Artificial intelligence has begun finding its way into many aspects of public safety operations, including the drafting of fire and EMS reports. Departments are experimenting with software that can summarize run sheets, correct spelling and grammar, and even generate narrative text based on prompts. As the technology becomes more accessible, questions are emerging about how AI fits within the legal and evidentiary role of incident documentation.
At the heart of the issue is a basic function of any fire or EMS report: to capture the contemporaneous observations of responders and document the actions they personally took at a point in time when the details are fresh in their mind. Reports serve as the written record of what a firefighter, EMT or paramedic saw, heard and did at the time of the incident.
Our legal system has rules that treat firsthand reports written by factual observers favorably in light of their inherent reliability.
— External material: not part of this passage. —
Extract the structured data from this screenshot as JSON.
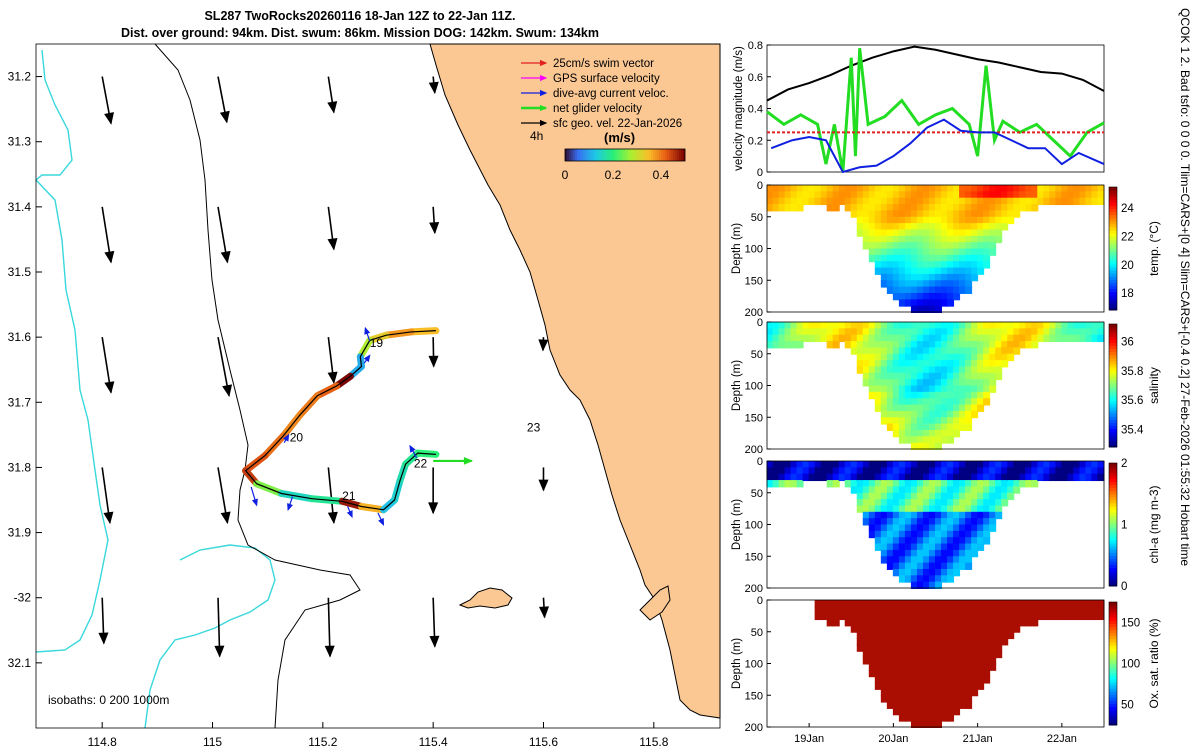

These rules include the business records exception to the hearsay rule, the past recollection recorded rule and the use of records to refresh a witness’ recollection.
AI-oriented questions
The business records exception allows properly created fire and EMS reports to be admitted into evidence, because they are made at or near the time of the event by someone who has firsthand knowledge as part of the agency’s regular operations.
The past recollection recorded rule allows a report to be read into evidence when the responder no longer remembers key incident details, provided that the report was accurate when it was made.
When a testifying responder does remember the event but needs help recalling specifics, a report can be used to refresh a witness’s recollection, allowing the responder to review their own contemporaneous writing before testifying.
When the text of a report is not written by the individual who made the observations or took the actions, the reliability of the documentation is inevitably called into question. A report written by someone other than the firsthand observer/responder—whether another crew member, an administrative assistant or an AI program—risks disconnecting the narrative from the perceptions and memory of the person who actually witnessed the event. If AI generates portions of that narrative, questions will inevitably be raised about whether the report accurately reflects the responder’s own recollection or reflects a reconstruction of the events produced by an algorithm. This can become problematic when the report becomes evidence in a criminal proceeding, civil litigation, disciplinary action or administrative review.
AI-oriented benefits
AI tools can play a productive role when used as an adjunct to traditional report writing. Many responders struggle with spelling, grammar, sentence structure or efficiently organizing information. AI can assist by ensuring that key factual elements are not omitted, that narratives flow logically and that reports meet an agency’s formatting expectations. Some systems can even prompt the user for missing information—such as the patient’s level of consciousness, timeline of events or actions taken—helping to ensure that the final report is complete and factual.
AI can also enhance readability. Clear, well-organized reports reduce misunderstandings and make it easier for investigators, attorneys and medical directors to follow the sequence of events. Spelling and grammar corrections further prevent confusion, without altering the underlying facts.
However, these benefits depend on the responder maintaining control over the content. The facts must originate from the individual who was on scene. The responder must verify that the final narrative accurately reflects their own observations. AI should serve as a tool—much like spellcheck or a documentation checklist—rather than a substitute author.
Firsthand knowledge
As AI becomes more integrated into fire and EMS documentation software, fire departments may encounter new questions about authorship, accuracy, authentication and the evidentiary trustworthiness of incident reports. However, the central principle remains unchanged: A report must reflect the firsthand knowledge of the responder who signs it. Within that boundary, AI-assisted tools can help strengthen clarity, completeness and consistency, while preserving the integrity of the responder’s account.